Führung durch das Uniklinikum Essen

Wie sieht das Uniklinikum aus? Wie erreiche ich es? Wo finden meine Vorlesungen statt? Wo gibts einen Kaffee zu kaufen? Alle diese Fragen beantwortet dieser Rundgang durch das Universum der Essener Medizinstudierenden.

Einschreibung und Fahrt zum Uniklinikum

Die Einschreibung für die Studienanfänger oder Ortswechsler erfolgt an der Hauptuniversität. Wer in Essen studiert, muss immer unterscheiden zwischen Hauptuni und Uniklinik. Denn an der Uniklinik finden mit Ausnahme von Chemie und Physik sämtliche Vorlesungen statt.

Website der Uni Duisburg-Essen für Studieninteressierte

 

Das Studierendensekretariat der Hauptuni - erste Anlaufstelle

 

Wer sich einschreibt bekommt auch eine Universale. Das ist ein Studierendenausweis im Kreditkartenformat. Er dient gleichzeitig als Fahrkarte oder Zahlmittel in Mensa und Cafeteria. Mit diesem Ausweis meldet man sich auch jedes Semester an einem der "Terminals" zurück. Hier kann man den Studienbeitrag per Mastercard abbuchen lassen, Studienbescheinigungen ausdrucken oder die Adresse bei Umzug ändern. Die Terminals befinden sich überwiegend an der Hauptuni: im Studierendensekretariat und im Mensa-Foyer. Praktischerweise gibt es aber auch ein eigenes für die Medizinstudierenden am Uniklinikum. Das Terminal befindet sich im Verwaltungsgebäude, dem Eingang zum Uniklinikum.

 

Terminal für die Universale
im Studierendensekretariat der Hauptuni

 

Möchte man die Universale als Zahlmittel in Mensa und Cafeteria nutzen, muss man sie aufladen. Dies ist entweder an zwei Automaten im Mensa-Foyer der Hauptuni möglich, oder bei den netten Damen an der Kasse der Mensa des Uniklinikums. Ja, das Uniklinikum hat eine eigene Mensa, aber dazu später mehr.

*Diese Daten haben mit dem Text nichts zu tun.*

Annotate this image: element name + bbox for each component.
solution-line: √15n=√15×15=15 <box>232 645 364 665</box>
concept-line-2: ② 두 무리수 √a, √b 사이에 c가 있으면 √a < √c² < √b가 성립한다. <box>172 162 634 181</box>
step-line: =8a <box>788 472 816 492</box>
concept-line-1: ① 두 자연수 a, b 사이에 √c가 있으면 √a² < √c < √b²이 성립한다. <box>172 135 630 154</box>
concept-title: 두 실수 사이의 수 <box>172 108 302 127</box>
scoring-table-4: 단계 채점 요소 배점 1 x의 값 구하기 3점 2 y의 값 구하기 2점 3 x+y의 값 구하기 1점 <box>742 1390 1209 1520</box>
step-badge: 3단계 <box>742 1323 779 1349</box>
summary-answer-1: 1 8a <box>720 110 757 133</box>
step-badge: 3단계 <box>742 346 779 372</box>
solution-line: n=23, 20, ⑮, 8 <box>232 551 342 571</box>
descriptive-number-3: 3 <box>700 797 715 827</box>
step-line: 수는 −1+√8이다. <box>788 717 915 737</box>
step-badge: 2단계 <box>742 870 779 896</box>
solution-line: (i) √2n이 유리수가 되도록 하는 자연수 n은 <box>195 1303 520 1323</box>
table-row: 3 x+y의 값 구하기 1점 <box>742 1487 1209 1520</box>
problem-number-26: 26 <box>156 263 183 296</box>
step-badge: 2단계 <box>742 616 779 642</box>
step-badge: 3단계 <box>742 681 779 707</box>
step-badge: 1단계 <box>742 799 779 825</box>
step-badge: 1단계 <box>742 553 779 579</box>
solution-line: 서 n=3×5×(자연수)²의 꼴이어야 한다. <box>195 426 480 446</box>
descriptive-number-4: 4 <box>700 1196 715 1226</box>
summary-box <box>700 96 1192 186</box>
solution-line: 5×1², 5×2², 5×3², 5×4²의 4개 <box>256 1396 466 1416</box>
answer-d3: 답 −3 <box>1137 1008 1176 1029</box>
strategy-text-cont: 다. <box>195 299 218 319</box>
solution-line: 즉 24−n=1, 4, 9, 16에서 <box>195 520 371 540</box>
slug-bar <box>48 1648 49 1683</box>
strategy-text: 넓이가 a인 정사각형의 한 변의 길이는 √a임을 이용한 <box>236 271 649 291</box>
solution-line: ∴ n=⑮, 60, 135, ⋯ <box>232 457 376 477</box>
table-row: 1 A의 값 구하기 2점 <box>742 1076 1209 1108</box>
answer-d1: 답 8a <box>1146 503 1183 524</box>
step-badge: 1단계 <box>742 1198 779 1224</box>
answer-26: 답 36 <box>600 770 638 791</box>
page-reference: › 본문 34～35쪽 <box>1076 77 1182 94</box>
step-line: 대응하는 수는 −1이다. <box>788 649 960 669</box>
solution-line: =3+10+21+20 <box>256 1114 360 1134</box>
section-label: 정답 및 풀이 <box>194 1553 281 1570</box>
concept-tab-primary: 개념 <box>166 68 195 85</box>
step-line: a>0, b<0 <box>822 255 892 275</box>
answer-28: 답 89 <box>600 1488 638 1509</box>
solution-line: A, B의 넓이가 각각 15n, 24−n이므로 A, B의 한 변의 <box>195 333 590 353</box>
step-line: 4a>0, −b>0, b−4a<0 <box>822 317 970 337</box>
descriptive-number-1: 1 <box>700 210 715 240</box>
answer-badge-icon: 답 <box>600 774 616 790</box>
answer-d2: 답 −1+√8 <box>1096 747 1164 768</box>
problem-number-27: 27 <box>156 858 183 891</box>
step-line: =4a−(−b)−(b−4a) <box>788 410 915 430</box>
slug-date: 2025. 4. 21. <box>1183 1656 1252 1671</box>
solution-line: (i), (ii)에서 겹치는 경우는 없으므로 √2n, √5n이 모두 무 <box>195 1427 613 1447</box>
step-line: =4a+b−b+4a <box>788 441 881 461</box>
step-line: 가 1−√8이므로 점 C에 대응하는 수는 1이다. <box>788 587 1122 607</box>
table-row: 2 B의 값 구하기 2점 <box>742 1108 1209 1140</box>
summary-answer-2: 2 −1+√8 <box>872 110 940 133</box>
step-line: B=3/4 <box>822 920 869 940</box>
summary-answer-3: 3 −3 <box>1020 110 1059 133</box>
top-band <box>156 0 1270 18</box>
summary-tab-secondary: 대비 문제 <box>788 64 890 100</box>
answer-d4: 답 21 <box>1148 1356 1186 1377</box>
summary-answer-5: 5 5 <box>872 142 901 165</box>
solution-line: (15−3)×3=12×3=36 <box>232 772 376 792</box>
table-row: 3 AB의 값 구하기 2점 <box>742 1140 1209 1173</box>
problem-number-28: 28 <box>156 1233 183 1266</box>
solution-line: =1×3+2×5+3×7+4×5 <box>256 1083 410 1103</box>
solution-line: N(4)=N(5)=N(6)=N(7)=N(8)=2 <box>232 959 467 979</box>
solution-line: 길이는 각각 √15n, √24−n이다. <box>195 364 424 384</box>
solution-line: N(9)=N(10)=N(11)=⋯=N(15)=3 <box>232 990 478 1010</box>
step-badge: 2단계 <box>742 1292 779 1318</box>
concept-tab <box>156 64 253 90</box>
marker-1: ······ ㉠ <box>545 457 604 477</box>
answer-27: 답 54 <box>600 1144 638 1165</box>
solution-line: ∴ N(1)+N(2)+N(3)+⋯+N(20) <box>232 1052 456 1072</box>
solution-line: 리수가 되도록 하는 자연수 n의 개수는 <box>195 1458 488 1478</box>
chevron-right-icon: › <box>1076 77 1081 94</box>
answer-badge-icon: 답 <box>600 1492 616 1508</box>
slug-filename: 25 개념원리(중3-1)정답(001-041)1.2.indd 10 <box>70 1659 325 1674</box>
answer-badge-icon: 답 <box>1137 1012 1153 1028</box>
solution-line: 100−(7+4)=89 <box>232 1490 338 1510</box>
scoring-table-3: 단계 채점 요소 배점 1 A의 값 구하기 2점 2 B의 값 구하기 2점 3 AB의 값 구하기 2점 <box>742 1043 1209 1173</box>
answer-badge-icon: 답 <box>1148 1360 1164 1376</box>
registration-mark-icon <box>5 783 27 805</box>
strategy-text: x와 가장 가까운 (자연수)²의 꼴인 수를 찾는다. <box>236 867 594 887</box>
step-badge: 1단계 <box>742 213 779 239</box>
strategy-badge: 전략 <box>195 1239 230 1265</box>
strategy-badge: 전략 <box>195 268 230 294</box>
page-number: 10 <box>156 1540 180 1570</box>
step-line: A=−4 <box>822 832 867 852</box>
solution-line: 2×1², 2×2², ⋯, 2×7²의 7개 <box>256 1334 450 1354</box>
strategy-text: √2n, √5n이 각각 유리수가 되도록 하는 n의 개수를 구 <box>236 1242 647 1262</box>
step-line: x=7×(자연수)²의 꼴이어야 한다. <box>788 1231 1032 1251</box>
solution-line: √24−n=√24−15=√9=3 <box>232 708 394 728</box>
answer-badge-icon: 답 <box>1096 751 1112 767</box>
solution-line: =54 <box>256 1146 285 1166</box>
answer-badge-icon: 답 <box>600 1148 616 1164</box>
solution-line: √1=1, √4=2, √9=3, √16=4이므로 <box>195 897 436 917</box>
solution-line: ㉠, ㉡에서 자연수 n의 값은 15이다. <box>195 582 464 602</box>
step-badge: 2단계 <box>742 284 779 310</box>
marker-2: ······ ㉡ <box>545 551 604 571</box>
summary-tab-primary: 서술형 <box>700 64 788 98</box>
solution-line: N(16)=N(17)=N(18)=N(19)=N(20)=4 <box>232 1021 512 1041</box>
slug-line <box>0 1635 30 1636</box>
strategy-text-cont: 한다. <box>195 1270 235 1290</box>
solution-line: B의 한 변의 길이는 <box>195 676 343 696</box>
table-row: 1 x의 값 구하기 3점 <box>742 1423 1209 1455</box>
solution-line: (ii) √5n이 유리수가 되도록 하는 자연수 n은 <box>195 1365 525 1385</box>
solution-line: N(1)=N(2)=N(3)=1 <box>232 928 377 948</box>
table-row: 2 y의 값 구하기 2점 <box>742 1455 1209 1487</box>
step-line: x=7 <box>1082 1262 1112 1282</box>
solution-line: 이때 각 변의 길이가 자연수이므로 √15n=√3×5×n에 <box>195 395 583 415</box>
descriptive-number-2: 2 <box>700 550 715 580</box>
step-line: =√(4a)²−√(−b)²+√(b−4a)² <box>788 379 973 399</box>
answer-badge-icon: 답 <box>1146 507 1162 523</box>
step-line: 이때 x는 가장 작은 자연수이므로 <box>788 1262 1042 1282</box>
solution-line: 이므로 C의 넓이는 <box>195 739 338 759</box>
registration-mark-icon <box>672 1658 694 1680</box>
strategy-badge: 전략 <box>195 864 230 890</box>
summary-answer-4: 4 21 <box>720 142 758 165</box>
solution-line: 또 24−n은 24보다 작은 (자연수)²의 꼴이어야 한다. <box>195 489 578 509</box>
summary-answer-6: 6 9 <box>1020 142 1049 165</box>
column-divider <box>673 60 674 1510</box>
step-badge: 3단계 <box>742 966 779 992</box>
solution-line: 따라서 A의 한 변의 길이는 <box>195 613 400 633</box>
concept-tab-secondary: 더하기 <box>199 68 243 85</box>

Lagepläne und Informationen zur Anreise zu Uniklinikum oder Hauptuni finden sich unter folgendem Link:

Website mit Lageplänen und Anreise

 

Warnung und erste Blicke auf das Uniklinikum: die Institutsgruppe eins

Von einer Anfahrt mit dem Auto zum Uniklinikum ist dringend abzuraten. Die Parkplatzsituation ist denkbar schlecht. Selbst das Parkhaus erweist sich manchmal als wenig hilfreich auf der Suche nach einem Standplatz. Beliebt zum Parken (siehe Lageplan) sind Esmarchstraße, Virchowstraße und Hohlweg. Aber gerade hier ist die Konkurrenz riesig. Außerdem hat das Ordnungsamt diese Gegend ständig im Visier. Hier werdenregelmäßig Knöllchen verteilt und hier wird definitiv abgeschleppt.

 

Halteverbotsschilder sind mitunter
ein wenig versteckt

 

Deutlich günstiger und zudem sehr einfach ist die Anreise mit U- oder Straßenbahn. Empfehlenswerter ist die Straßenbahn, sofern man vom Hauptbahnhof kommt, denn die Linie U 17 fährt die Strecke schneller als die Straßenbahn 106. Das liegt daran, dass sie seltener hält.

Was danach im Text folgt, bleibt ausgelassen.